Cette ville autrefois capitale du peuple Sénonois, fort peuplée & connue des Romains, est aujourd’hui assez chétive, & contient à peine dans toute son étendue six mille habitans. Ils ne purent arrêter les progrès des conquêtes de César dans les Gaules, & se trouverent mal de leur révolte contre ce général ; mais l’empereur Julien n’étant encore que césar, soutint avec succès un siege dans cette ville contre les Germains. Toutes les antiquités de Sens se bornent aujourd’hui à quelques monnoies de Charlemagne & de sa postérité, qui ont été battues à Sens.

Vers l’an 940 elle étoit au pouvoir de Hugues le grand, duc de France. En 1015 le roi Robert prit cette ville, & la réunit à la couronne. L’archevêché de Sens fut érigé, selon M. de Marca, vers l’an 380 ; son archevêque prend le titre de primat des Gaules, mais la primatie est demeurée provisionnellement à l’archevêque de Lyon. Celui de Sens n’a pour suffragans actuels que les évêques de Troyes, d’Auxerre & de Nevers ; il avoit encore autrefois les évêques de Paris, de Chartres, de Meaux & d’Orléans. Son archevêché vaut au moins 70000 livres de revenu, & son diocèse est d’une grande étendue ; car il renferme suivant le pouillé, 766 cures, tant séculieres que régulieres ; 26 abbayes, tant d’hommes que de filles ; & 11 chapitres, sans compter celui de la métropole, dont l’église a quelques privileges particuliers.

Le chapitre de Sens a une bibliotheque qui renferme quelques manuscrits, & entr’autres l’original de l’ancien office des Fous, tel qu’il se chantoit autrefois dans l’église de Sens. C’est un in-folio long & étroit, écrit en lettres assez menues, & couvert d’ivoire sculpté : on y voit des bacchanales & autres folies de l’ancienne fête des Fous représentés grossierement ; on y lit au commencement une prose rimée au sujet de l’âne, qu’on fêtoit aussi dans quelques diocèses. Le reste de l’office est composé de prieres de l’église, confondues les unes dans les autres, pour répondre au titre de la fête des Fous.

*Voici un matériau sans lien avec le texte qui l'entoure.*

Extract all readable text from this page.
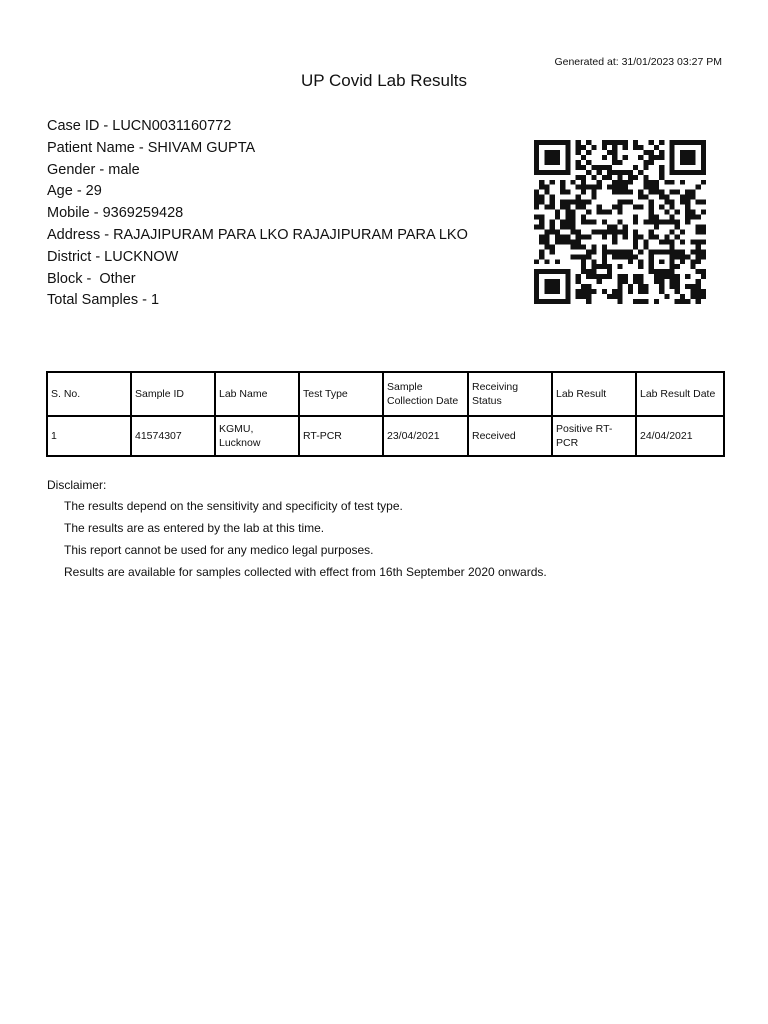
Generated at: 31/01/2023 03:27 PM
UP Covid Lab Results
Case ID - LUCN0031160772
Patient Name - SHIVAM GUPTA
Gender - male
Age - 29
Mobile - 9369259428
Address - RAJAJIPURAM PARA LKO RAJAJIPURAM PARA LKO
District - LUCKNOW
Block -  Other
Total Samples - 1
S. No.	Sample ID	Lab Name	Test Type	Sample Collection Date	Receiving Status	Lab Result	Lab Result Date
1	41574307	KGMU, Lucknow	RT-PCR	23/04/2021	Received	Positive RT-PCR	24/04/2021
Disclaimer:
The results depend on the sensitivity and specificity of test type.
The results are as entered by the lab at this time.
This report cannot be used for any medico legal purposes.
Results are available for samples collected with effect from 16th September 2020 onwards.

Voyez Fête des Fous.

Entre plusieurs conciles tenus à Sens, le plus célebre est le premier, de l’an 1140. Le roi Louis le jeune y assista, & S. Bernard, ennemi d’Abailard, fit condamner dans ce concile ce fameux docteur, qui n’avoit aucun tort dans sa doctrine, & qui appella de sa condamnation au pape.

Sens est le siege d’un présidial, d’une élection & d’un bailliage. Il y a dans cette ville deux abbayes de bénédictins, un college, un séminaire dirigé par les PP. de la mission, & plusieurs couvens. La situation de Sens seroit très-propre pour le commerce, & cependant il ne s’y en fait presque aucun. Long. suivant Cassini, 20. 45. 30. lat. 48. 11.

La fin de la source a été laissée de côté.